Source: packages/agents/src/agents/worker.ts

Spawn args

ts
interface WorkerArgs {
  systemPrompt: string
  tools?: Array<WorkerToolName>
  sharedDb?: { id: string; schema: SharedStateSchemaMap }
  sharedDbToolMode?: "full" | "write-only"
}
FieldRequiredDescription
systemPromptYesThe worker's system prompt. Brief it like a colleague: file paths, line numbers, deliverable.
toolsNoSubset of valid tool names (see below). Unknown names throw at parse time.
sharedDbNoShared state stream id and schema to connect to.
sharedDbToolModeNoShared state tool mode: "full" (default) or "write-only".

registerWorker(registry, { workingDirectory, streamFn? }) is called by the dev server during bootstrap; you don't usually call it yourself.

Valid tool names

ts
type WorkerToolName =
  | "bash"
  | "read"
  | "write"
  | "edit"
  | "brave_search"
  | "fetch_url"
  | "spawn_worker"

These are the same primitives Horton uses. Pick the smallest subset the worker needs — tools are the worker's permission set.

The worker must receive at least one tool or a sharedDb config. If sharedDb is provided, the worker gets generated shared-state tools in addition to any selected primitives.

Spawning a worker

The canonical way to spawn a worker is the spawn_worker tool, which Horton calls from inside its agent loop:

ts
spawn_worker({
  systemPrompt:
    "You are a focused researcher. Find the three most-cited papers on X and return their titles, authors, and DOIs as a markdown table.",
  tools: ["brave_search", "fetch_url"],
  initialMessage: "Begin research now.",
})
FieldRequiredNotes
systemPromptYesSets persona and constraints.
toolsYesSubset of WorkerToolName. Must contain at least one entry.
initialMessageYesFirst user message. Without this the worker idles — nothing kicks it off.

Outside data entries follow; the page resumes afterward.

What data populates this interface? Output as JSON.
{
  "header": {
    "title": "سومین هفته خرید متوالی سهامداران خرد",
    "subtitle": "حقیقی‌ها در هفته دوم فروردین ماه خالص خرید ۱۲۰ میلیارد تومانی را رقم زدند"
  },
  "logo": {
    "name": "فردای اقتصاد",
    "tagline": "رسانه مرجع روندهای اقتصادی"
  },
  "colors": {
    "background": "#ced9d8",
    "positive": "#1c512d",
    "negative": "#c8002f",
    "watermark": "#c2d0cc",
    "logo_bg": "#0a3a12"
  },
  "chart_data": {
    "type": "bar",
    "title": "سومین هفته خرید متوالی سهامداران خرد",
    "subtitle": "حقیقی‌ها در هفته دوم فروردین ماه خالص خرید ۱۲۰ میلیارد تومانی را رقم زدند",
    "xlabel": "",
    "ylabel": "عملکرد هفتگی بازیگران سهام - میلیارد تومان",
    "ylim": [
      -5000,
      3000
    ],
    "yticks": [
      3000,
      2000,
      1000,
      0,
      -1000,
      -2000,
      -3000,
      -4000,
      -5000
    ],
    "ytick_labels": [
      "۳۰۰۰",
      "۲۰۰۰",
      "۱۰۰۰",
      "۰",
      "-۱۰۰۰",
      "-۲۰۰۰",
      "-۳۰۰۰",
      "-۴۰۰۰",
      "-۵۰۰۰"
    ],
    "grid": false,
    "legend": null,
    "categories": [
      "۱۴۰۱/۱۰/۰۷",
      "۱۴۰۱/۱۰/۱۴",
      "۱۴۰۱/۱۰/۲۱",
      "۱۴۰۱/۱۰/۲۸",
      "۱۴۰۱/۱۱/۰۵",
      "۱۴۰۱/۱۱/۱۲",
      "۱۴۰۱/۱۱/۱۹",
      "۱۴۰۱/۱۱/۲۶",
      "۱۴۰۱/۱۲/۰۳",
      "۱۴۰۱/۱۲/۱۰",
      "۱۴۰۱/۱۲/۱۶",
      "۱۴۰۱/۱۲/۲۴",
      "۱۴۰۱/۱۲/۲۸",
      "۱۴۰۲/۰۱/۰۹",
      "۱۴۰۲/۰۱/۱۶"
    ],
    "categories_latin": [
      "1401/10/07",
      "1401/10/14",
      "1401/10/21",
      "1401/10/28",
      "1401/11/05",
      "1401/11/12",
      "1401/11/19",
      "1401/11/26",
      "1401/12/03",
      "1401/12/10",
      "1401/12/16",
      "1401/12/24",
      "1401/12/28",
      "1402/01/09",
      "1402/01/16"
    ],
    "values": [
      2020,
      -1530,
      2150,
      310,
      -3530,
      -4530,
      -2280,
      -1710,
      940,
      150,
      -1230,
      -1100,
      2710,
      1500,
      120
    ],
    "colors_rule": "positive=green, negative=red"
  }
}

The spawn uses wake: { on: 'runFinished', includeResponse: true }, so the spawner wakes when the worker finishes its run and receives the worker's response in the wake message.

What the handler does

  1. Parses ctx.args into WorkerArgs. Throws if systemPrompt is empty, if tools contains an unknown name, or if neither tools nor sharedDb is provided.
  2. Builds the requested tool instances against the worker's workingDirectory (and a fresh per-wake readSet for the read-first-then-edit guard).
  3. If sharedDb is present, connects with ctx.observe(db(id, schema)) and exposes generated read_*, write_*, update_*, and delete_* tools (write_* only in "write-only" mode).
  4. Configures the agent with HORTON_MODEL (claude-sonnet-4-5-20250929), the provided system prompt (with a brief reporting-back footer appended), and the assembled tool list.
  5. Runs the agent until the LLM stops.

Least-privilege sandbox

Workers deliberately do not receive ctx.electricTools. The spawner already picked the worker's tool subset; granting entity-runtime primitives (cron, schedule, send-to-arbitrary-entity) would let a worker escape that scope. If a worker needs those primitives, it must spawn its own subagent or report back to the spawner.

The runtime appends this to every worker's system prompt:

text
# Reporting back
When you finish, respond with a concise report covering what was done and any key findings. The caller will relay this to the user, so it only needs the essentials.

Details

PropertyValue
Type nameworker
ModelHORTON_MODEL (claude-sonnet-4-5-20250929)
ToolsSubset of 7 primitives plus optional shared-state tools. No ctx.electricTools.
Working directoryProvided to registerWorker at bootstrap
DescriptionInternal — generic worker spawned by other agents. Configure via spawn args (systemPrompt + tools + optional sharedDb).